With Thimble, you can input your basic information and receive a bindable quote in just minutes–online or by using their mobile app. After you have reviewed the quote, it is possible to purchase a policy and receive all the information online. You can also add crew members and additional insureds and even send certificates of insurance at no additional cost. Thimble offers professional liability insurance, but most of their coverage is general liability.

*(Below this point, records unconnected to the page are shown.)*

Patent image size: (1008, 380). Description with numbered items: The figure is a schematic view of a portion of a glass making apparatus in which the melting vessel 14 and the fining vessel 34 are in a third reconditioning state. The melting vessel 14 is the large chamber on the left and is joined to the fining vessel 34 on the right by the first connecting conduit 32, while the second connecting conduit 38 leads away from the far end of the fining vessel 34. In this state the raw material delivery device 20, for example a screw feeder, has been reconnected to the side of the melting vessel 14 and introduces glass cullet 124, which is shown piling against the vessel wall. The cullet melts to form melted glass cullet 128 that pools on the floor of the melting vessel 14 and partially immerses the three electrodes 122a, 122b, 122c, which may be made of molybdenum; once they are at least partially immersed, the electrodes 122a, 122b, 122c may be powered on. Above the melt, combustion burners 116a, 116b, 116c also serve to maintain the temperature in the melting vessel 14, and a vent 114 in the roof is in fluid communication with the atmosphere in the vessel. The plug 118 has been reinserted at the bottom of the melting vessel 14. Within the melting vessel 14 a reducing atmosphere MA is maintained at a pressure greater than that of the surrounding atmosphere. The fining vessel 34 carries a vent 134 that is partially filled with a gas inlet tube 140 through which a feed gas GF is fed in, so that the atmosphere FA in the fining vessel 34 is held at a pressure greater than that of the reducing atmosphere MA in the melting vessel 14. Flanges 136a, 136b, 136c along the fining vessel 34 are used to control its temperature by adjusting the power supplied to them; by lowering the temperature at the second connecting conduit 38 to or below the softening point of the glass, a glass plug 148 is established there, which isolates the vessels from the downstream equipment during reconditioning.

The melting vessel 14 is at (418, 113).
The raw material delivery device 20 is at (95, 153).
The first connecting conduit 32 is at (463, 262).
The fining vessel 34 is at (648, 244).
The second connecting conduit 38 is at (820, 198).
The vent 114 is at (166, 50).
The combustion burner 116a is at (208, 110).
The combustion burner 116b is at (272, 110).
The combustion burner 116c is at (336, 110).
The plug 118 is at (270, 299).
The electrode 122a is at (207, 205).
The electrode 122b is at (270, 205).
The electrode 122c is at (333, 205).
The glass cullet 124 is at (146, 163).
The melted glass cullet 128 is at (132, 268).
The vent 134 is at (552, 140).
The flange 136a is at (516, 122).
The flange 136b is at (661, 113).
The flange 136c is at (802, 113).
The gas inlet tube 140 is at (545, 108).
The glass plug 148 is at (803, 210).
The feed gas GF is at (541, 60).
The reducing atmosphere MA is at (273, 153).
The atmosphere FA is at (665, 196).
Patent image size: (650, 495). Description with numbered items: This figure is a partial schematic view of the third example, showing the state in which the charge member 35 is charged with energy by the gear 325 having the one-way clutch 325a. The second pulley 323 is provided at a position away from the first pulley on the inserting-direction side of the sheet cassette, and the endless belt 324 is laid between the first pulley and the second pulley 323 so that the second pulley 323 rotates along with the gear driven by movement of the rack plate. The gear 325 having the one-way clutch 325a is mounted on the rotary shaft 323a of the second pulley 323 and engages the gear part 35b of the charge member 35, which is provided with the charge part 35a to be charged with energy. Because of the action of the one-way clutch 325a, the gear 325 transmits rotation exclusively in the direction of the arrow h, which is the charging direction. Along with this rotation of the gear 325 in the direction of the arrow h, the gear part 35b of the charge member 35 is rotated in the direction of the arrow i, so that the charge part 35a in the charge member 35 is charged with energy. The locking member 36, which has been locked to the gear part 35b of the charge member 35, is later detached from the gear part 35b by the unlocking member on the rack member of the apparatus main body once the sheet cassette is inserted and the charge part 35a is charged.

Ultimately, if you’re looking for a business insurance provider that’s designed specifically to accommodate freelancers and contractors (and their schedules), Thimble will be one of your top choices.

The bottom line

At the end of the day, if you’re a freelancer, business insurance may not be top of mind as you’re starting and managing your operations. However, investing in business insurance now can help save your business from unexpected costs or claims in the future. The right insurance coverage is essential for your success, no matter if your side hustle is full-time or if your business is just beginning.

Ultimately, however, the exact types of freelancer insurance you need will depend on the specifics of your business. To ensure you get the right policy and the best value for your money, you should work with an experienced business insurance company who has worked in the freelance market.

Additionally, if you’re not sure what risks you may face as a freelancer or what insurance you might need to meet contractual requirements, you always have the option to consult with a business attorney–these professionals can answer any questions you have and ensure you’re doing everything in your power to mitigate your risks effectively.